Write to In The Box

105 S. 18th Street,
#217, Yakima, WA 98901
or email growing@goodfruit.com

Dear Good Fruit Grower,

We’d like to address a few points raised by Mike Willett of the Northwest Horticultural Council in his opinion piece about Arctic apples (“Why go Arctic?” Good Fruit Grower, May 15, 2015).

First, Willett fails to mention the benefits Arctic apples offer growers and packers. Nonbrowning addresses tangible costs from issues like finger bruising, bin rubs, and warm packing of Golden Delicious. And, while the Golden market has admittedly dwindled in recent years, Arctic Golden offers the opportunity to rebrand this wonderful variety, fixing many of Golden’s weaknesses.

Willett also makes no mention of nonbrowning’s value to consumers. Nobody doubts the ever-increasing consumer demand for convenience (baby carrots equal two-thirds of carrot sales) and nonbrowning apples are certainly more convenient than apples that brown!

Not only has our consumer research found that most apple eaters identify browning as an issue, it’s also consistently revealed the majority of consumers express strong interest in purchasing nonbrowning apples whether they’re biotech or not.

And, unlike the low/slow browning conventional varieties available today, only Arctic apples are truly nonbrowning. Additionally, only through biotech can existing varieties be enhanced with this benefit.

As for export concerns, we all know it’s standard practice for varieties to be separated throughout the supply chain and identity protocols are further strengthened with our clear Arctic branding policy.
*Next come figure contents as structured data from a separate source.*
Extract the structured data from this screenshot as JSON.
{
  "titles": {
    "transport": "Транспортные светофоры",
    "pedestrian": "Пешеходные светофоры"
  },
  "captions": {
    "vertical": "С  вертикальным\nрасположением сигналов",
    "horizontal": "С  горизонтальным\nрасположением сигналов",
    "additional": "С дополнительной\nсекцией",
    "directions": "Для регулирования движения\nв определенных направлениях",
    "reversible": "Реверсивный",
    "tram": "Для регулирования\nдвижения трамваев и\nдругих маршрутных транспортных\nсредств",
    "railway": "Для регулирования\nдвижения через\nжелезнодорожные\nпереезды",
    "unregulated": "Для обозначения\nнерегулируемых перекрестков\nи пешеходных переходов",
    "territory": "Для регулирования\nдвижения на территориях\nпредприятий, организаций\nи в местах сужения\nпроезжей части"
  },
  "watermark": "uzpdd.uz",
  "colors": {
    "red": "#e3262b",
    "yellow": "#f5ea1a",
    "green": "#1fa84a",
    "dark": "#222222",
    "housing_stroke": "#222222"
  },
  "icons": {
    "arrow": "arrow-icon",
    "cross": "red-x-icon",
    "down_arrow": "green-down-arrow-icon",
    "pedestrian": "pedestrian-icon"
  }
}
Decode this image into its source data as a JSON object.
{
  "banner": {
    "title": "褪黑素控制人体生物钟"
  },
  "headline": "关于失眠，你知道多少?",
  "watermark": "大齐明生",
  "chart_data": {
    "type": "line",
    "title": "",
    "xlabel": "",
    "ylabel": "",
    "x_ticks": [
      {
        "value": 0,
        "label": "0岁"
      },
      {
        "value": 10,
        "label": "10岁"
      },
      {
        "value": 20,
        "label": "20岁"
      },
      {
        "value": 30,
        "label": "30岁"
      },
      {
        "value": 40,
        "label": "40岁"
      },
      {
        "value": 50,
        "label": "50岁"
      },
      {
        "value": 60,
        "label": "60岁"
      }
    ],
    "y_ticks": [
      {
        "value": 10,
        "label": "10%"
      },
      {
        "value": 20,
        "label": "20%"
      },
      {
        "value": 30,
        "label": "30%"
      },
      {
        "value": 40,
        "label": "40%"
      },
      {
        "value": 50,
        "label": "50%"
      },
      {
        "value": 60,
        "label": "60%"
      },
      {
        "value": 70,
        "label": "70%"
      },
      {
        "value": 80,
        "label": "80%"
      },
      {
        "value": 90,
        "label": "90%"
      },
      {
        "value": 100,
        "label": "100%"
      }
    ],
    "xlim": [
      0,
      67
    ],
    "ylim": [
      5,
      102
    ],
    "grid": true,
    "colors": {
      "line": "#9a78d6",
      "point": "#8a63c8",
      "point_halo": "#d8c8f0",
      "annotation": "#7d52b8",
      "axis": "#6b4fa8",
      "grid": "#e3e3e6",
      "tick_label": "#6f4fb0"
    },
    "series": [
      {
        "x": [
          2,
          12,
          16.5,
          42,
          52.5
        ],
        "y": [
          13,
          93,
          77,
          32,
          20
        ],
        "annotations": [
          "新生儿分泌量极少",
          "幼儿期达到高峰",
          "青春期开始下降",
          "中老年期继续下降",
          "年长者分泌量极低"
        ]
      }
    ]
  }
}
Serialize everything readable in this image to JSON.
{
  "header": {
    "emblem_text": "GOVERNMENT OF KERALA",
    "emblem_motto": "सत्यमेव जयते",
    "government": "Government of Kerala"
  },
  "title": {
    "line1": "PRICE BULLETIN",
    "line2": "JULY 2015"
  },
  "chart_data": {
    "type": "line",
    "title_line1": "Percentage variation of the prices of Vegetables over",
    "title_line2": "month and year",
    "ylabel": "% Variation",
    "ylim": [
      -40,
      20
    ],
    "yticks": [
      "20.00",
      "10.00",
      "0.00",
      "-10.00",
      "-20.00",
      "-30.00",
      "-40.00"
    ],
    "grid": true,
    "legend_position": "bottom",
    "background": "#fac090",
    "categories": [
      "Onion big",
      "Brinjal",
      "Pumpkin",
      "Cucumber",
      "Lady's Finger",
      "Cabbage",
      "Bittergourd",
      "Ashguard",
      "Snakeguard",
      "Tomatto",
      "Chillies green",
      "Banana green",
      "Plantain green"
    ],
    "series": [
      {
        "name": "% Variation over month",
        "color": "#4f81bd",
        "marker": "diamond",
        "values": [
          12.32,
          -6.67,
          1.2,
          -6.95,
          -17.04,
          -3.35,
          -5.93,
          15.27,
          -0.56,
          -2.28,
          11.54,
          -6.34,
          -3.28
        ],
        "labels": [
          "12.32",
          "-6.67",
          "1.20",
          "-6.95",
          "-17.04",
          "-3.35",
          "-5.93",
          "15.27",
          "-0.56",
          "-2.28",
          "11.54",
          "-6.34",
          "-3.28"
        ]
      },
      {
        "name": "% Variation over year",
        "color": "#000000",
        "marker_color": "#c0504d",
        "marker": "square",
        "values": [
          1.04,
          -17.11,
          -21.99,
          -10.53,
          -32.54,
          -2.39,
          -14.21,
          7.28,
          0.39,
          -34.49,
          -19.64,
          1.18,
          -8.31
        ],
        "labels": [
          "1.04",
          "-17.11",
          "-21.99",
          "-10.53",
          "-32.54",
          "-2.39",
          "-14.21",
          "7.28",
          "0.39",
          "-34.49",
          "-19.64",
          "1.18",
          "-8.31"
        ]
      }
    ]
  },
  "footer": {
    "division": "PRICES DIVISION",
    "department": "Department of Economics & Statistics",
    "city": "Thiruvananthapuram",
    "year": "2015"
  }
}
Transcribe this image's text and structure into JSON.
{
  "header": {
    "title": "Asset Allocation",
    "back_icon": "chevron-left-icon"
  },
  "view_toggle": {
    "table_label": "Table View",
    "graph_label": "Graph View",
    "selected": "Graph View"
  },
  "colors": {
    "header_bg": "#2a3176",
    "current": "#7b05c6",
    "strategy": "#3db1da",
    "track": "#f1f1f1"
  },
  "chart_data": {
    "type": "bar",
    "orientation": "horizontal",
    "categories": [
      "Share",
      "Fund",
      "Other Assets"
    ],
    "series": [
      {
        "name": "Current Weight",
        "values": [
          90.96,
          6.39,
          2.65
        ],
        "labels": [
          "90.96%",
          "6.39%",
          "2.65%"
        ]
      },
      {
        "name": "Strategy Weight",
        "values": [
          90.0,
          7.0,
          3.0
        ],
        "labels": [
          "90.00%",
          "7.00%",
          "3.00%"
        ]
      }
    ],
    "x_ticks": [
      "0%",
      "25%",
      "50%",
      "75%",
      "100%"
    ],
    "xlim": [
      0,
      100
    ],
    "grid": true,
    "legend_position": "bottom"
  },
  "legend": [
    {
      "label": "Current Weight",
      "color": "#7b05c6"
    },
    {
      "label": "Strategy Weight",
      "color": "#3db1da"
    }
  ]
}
Furthermore, there is straightforward lab methodology (PCR tests) that can identify Arctic fruit/trees with 100 percent certainty, which Okanagan Specialty Fruits has repeatedly expressed interest in sharing with the industry, including the Northwest Horticultural Council. And, we’ve shared, and encourage others to share, this information with trading partners.

Finally, Willett stresses that the “Pacific Northwest tree fruit industry strongly supports novel research in tree fruit genetics and genomics” and says that “includes the application of modern biotechnology to solving agricultural production problems.”

So, if the argument is that nonbrowning does not offer enough value to justify the biotech approach, what traits would? It’s a given that consumers are more open to biotech foods that offer them a direct benefit, so doesn’t it make perfect sense to start with a product that does so, thereby opening the door to more traits down the road?